Contrary to popular belief, the Iranians have not been able to close the strait via overwhelming military pressure. On Monday night, the U.S. executed air strikes on Iranian assets attempting to do just that, as well as on an anti-air battery that shot at U.S. warplanes. But even the modest application of force — or even the threat of force against traffic in the strait — ground it to a halt, and the United States appears to lack the will to reopen that contested waterway with force. Resigning ourselves to the status quo that prevails today will all but guarantee that other revisionist powers, most notably China, would attempt the same gambit.

 

In addition, the perception that the United States can be deterred by commercial pressure will ensure that Trump and his successors face much more commercial pressure.

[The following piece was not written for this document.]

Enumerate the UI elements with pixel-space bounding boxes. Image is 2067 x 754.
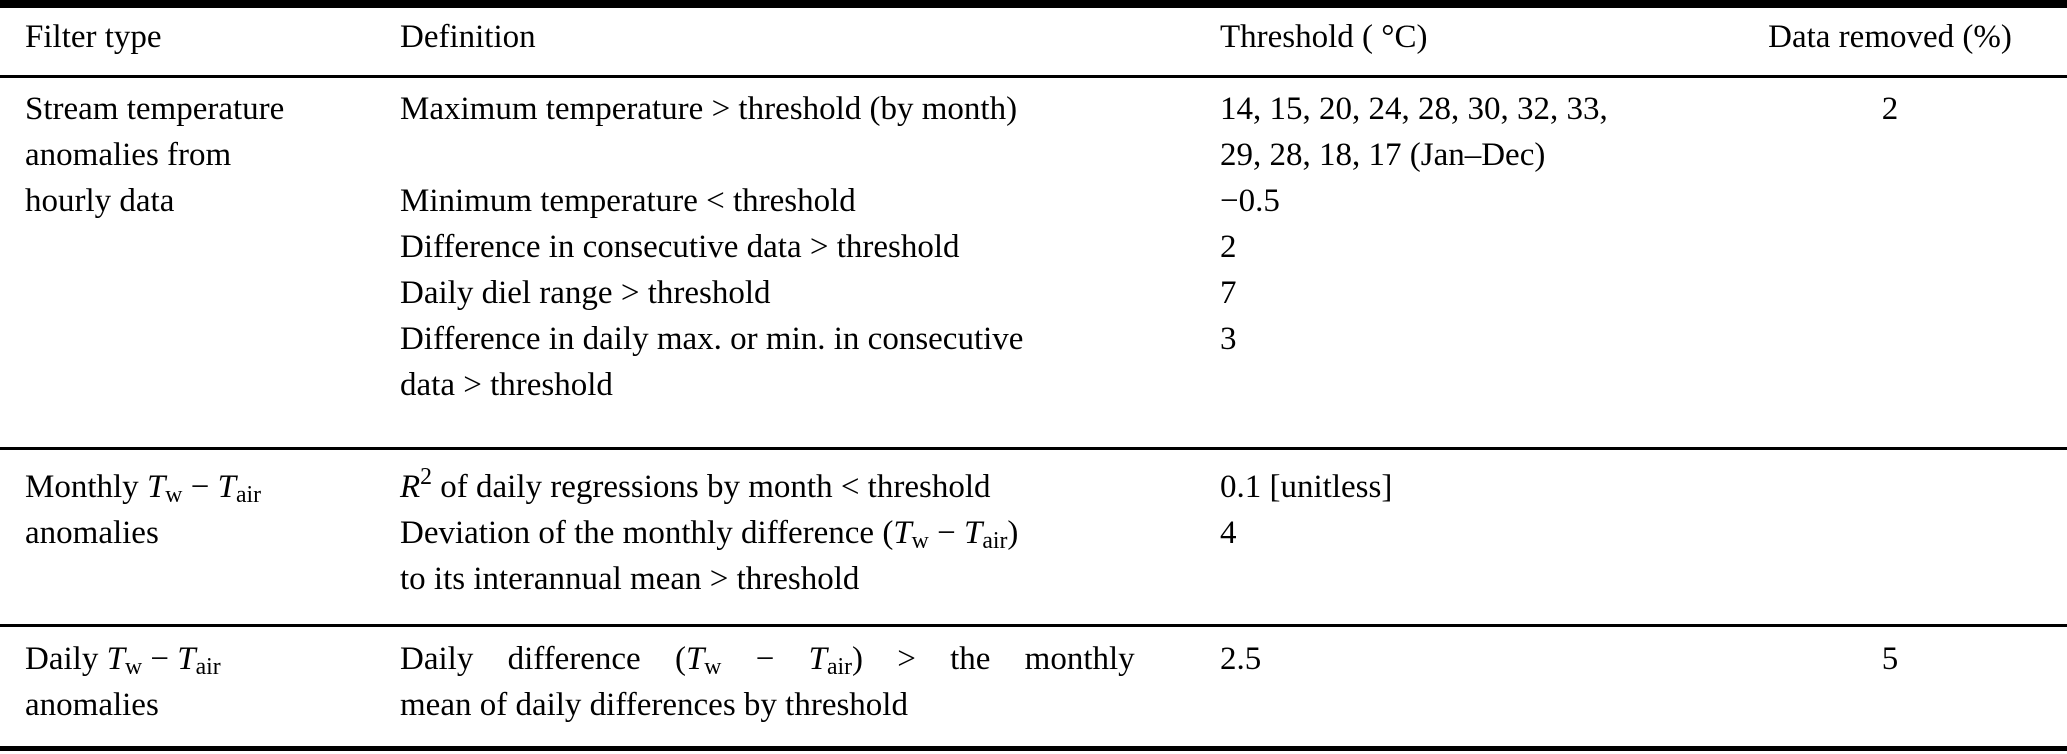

If Iran succeeds in strong-arming shipping interests, we can expect America’s role as the sole guarantor of free global maritime trade to rapidly erode. Foreign government and global enterprises will make their own arrangements. Spheres of influence would naturally arise within this new modus vivendi. And even if the Iranian regime has been fatally wounded, as it may very well have been, U.S. interests will be challenged with more frequency and, perhaps, effect.

 

“The temporary agreement that the Trump administration announced with Iran this weekend isn’t a peace deal,” New York Times reporters David Sanger and Tyler Pager wrote over the weekend. “It isn’t a nuclear deal. It isn’t a missile deal.” Rather, it’s an agreement designed to relieve the political pressure on Republicans who fear voters’ wrath over elevated gasoline prices — a burden the president refuses to acknowledge and which he most certainly won’t ask the American people to bear in a national effort to consign this blood-soaked regime to history’s dustbin

 

Nothing is settled yet. But if this agreement proceeds on the terms reported publicly, Trump’s once promising legacy in the Middle East will be indelibly tarnished.